Our house was always filled with books. We were readers, spending countless hours in libraries and bookstores devouring stories. At the age of eleven I started my first novel. (No, you can’t read it. It’s buried in a deep dark hole somewhere in the Tasmanian Outback and guarded by a three-headed dingo.) I told my parents I wanted to be published by the age of sixteen. I also told them I wanted to be Wonder Woman, a Dallas Cowboy cheerleader, and an archaeologist. Those dreams faded. I never did get that invisible jet, and a new dream emerged. I was going to be an actress. I studied theatre and music from an early age and went on to major in Musical Theatre with the dream of moving to London and performing on a West End stage. I never stopped writing, but it became a hobby, a private way of dealing with stress but not something I thought of ever publishing.
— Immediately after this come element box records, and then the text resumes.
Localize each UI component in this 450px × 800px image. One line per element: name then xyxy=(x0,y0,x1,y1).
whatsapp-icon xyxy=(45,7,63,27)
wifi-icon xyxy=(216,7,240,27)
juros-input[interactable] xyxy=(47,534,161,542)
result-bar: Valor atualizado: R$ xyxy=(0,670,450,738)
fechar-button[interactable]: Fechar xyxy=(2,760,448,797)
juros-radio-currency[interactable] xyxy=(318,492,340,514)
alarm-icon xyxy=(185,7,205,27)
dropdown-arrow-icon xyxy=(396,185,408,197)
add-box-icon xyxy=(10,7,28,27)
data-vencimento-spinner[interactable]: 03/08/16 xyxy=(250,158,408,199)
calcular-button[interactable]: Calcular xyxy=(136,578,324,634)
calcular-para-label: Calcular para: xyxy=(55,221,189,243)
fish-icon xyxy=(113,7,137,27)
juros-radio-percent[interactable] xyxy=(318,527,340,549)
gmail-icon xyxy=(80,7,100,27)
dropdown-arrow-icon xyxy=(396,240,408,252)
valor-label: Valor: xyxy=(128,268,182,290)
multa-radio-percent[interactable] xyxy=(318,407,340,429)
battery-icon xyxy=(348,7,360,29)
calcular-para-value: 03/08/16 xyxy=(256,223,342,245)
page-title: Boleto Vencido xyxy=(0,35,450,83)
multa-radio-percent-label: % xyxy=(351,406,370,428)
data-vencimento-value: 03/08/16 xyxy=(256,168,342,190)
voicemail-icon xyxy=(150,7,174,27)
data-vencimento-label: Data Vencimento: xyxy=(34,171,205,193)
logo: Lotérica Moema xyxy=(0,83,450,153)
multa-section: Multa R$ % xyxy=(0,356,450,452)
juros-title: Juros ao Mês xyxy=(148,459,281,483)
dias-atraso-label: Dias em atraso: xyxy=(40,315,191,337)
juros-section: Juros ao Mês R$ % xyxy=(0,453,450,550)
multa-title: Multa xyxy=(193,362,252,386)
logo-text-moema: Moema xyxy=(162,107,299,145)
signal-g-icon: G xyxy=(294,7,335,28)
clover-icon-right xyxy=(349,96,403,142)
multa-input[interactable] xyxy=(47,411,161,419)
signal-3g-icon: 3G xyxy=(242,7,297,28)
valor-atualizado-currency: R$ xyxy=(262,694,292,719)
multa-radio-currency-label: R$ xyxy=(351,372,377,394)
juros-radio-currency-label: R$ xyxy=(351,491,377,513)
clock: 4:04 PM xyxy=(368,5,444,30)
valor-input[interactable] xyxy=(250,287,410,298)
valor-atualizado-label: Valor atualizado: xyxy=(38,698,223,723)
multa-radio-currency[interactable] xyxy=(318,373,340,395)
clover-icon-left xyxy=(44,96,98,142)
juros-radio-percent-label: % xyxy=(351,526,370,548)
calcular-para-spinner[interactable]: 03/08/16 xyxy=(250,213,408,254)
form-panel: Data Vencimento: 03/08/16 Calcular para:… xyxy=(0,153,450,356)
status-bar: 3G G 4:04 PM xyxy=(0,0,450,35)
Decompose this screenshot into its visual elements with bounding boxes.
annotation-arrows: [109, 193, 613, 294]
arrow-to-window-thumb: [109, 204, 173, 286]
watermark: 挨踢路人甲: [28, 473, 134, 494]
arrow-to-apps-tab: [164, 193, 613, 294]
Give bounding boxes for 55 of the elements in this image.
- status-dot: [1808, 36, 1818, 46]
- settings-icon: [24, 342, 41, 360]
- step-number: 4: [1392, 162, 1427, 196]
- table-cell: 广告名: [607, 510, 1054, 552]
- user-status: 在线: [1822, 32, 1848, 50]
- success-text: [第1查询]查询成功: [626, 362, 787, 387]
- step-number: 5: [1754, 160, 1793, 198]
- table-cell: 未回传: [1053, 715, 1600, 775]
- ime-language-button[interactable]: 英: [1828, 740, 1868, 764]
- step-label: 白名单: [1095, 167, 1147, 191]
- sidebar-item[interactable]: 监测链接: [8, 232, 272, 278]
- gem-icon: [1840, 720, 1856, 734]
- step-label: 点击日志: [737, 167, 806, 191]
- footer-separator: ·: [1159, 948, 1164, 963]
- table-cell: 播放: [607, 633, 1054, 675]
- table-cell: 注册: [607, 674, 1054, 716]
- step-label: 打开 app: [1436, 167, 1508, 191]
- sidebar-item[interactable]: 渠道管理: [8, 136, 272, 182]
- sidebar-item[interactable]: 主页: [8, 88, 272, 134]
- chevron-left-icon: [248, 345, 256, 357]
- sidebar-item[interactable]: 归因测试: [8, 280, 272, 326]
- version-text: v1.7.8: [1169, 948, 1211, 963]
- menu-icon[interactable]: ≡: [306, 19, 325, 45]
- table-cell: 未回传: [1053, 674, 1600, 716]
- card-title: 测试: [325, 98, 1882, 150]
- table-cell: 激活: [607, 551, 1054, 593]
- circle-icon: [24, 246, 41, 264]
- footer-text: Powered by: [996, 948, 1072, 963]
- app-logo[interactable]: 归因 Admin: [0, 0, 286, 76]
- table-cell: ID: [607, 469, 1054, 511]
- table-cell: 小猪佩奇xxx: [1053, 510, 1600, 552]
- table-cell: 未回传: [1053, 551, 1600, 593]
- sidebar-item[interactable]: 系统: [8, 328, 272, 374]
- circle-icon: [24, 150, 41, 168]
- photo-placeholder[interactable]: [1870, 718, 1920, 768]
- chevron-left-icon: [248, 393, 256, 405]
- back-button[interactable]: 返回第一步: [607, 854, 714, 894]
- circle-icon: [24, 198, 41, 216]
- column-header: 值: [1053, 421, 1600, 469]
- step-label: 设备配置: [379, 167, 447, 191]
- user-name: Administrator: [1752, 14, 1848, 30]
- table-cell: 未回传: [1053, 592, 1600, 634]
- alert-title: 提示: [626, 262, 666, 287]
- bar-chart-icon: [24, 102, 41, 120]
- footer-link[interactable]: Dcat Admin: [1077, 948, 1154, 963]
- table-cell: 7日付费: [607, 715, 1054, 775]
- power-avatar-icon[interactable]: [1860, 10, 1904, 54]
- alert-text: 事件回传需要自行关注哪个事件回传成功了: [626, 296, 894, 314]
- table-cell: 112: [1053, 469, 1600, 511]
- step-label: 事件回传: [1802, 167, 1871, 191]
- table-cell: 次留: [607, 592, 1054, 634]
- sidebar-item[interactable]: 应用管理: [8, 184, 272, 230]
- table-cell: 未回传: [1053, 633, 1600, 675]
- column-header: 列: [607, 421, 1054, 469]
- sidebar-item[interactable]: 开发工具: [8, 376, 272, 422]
That dream had faded along with the rest.
Then something happened. My junior year of college, I became ill and started suffering fatigue, headaches, and dizziness. I became depressed. I slept all day, missed classes, and was put on probation. I suffered from shingles and anxiety attacks and managed to catch every virus and bug I came in contact with. Everything I touched turned to ash. The confident, carefree, fun loving girl was gone and an empty shell took her place. My mind was poisoned with dark thoughts. I decided to leave school and move home. I was treated for depression but that wasn’t the root cause. After two years of tests I was finally diagnosed with hypothyroidism. One little pill a day changed my life and slowly brought me back to myself physically, but my mind had been damaged, my confidence shot, and my goals devoured.
During those years of illness and depression, writing became my lifeline. I threw myself into other worlds, using stories as a cathartic tool. The idea for Pretty Dark Nothing was born from those dark days. As I helped Quinn battled her demons, she helped me learn to battle mine and it was in that moment that I knew everything happens for a reason. My path wasn’t the stage, it was the written page. My focus changed and I threw myself wholly into my true passion, the one I had been denying for years, and never looked back. I am a writer. I can’t deny the very core of what makes me who I am. I’m blessed to have achieved my goal for publication, but for me, writing isn’t really about a book deal. Don’t get me wrong, I want to be a published author and to be able to make a living doing what I love, but at the core, writing is not about making money. It’s about the foundation of my soul, my life blood. I write because I can’t imagine a life without it, it’s my chosen destiny.
What about you? Can you imagine life without writing? Have you dreamed of being something other than a writer? Do you think destiny is something you choose or is your path written in the stars?